Despite the drop in volumes, blanked sailings meant utilisation remained high on the vessels that did load – and, according to SeaIntelligence Consulting, this has meant freight rates on the major trades are well above last year’s levels.
“Carriers have been particularly good at maintaining freight rates and, net of fuel, spot rates are actually up 25-40% in some trades compared with 2019. Carriers achieved this through rapid and hard capacity cuts,” SeaIntelligence chief executive Alan Murphy said earlier this year.
Godfried Smit, secretary general of the European Shippers’ Council, added that the uncertainty short-notice blankings created was also driving demand for shorter contracts.

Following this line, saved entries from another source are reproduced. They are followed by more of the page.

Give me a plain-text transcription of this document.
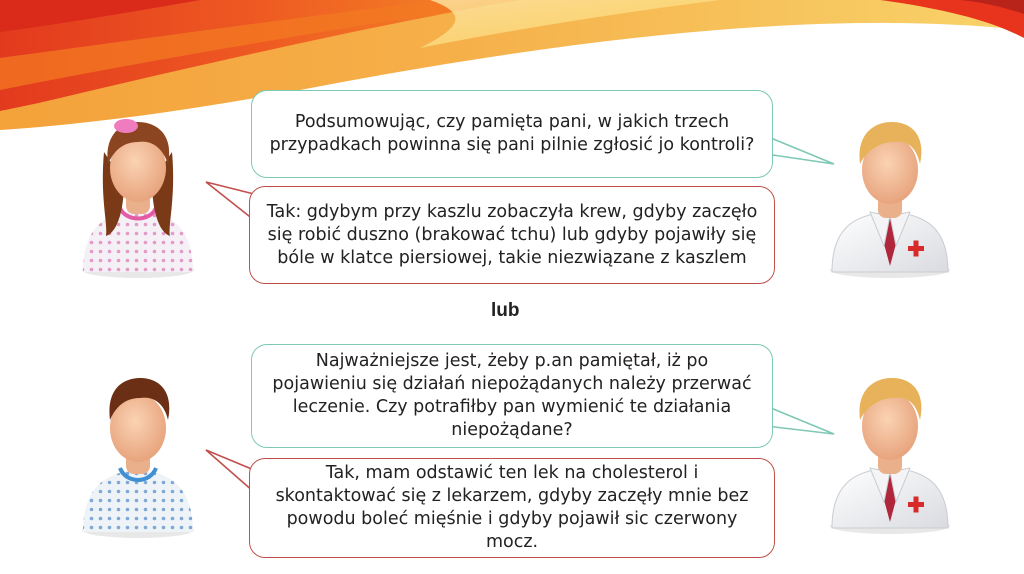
Podsumowując, czy pamięta pani, w jakich trzech przypadkach powinna się pani pilnie zgłosić jo kontroli?
Tak: gdybym przy kaszlu zobaczyła krew, gdyby zaczęło się robić duszno (brakować tchu) lub gdyby pojawiły się bóle w klatce piersiowej, takie niezwiązane z kaszlem
lub
Najważniejsze jest, żeby p.an pamiętał, iż po pojawieniu się działań niepożądanych należy przerwać leczenie. Czy potrafiłby pan wymienić te działania niepożądane?
Tak, mam odstawić ten lek na cholesterol i skontaktować się z lekarzem, gdyby zaczęły mnie bez powodu boleć mięśnie i gdyby pojawił sic czerwony mocz.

“This is a market with volatile capacity, where liners remain price-setters and keep freight rates high despite very low fuel indices, while they can only plan in the short term themselves.
“Our view is that shippers will benefit from shorter-term contracts and either by diversifying their carriers’ selection pool or by concentrating more on financially healthier or government-supported carriers.”
There have been fledgling signs this week of a recovery in demand on its way, with small capacity additions set for the transpacific headhaul eastbound trade.
“Unexpectedly strong demand for cargo space on the route from Asia to the US west coast has prompted carriers to rethink capacity deployment plans,” Alphaliner wrote today. “These recent reconsiderations follow rationalisation moves that resulted in a record number of void transpacific sailings in May,” it added.
It said APL was set to increase vessel capacity on its transpacific EXX service next week, when the 5,100 teu CMA CGM Georgia will replace a 3,500 teu vessel – last month, the company phased-in sister vessel CMA CGM Florida on the same service.
Meanwhile, THE Alliance will “reinsert” two sailings on the transpacific next month with the departure of the PS4 service, linking South China, Taiwan and Los Angeles, now scheduled for week 24. The service is operated by six Yang Ming vessels of 6,500 teu, according to eeSea data.
The PS5 service, which runs between Shanghai, South Korea and Los Angeles, will operate a sailing on week 23, with the 8,100 teu One Competence newly assigned to the string.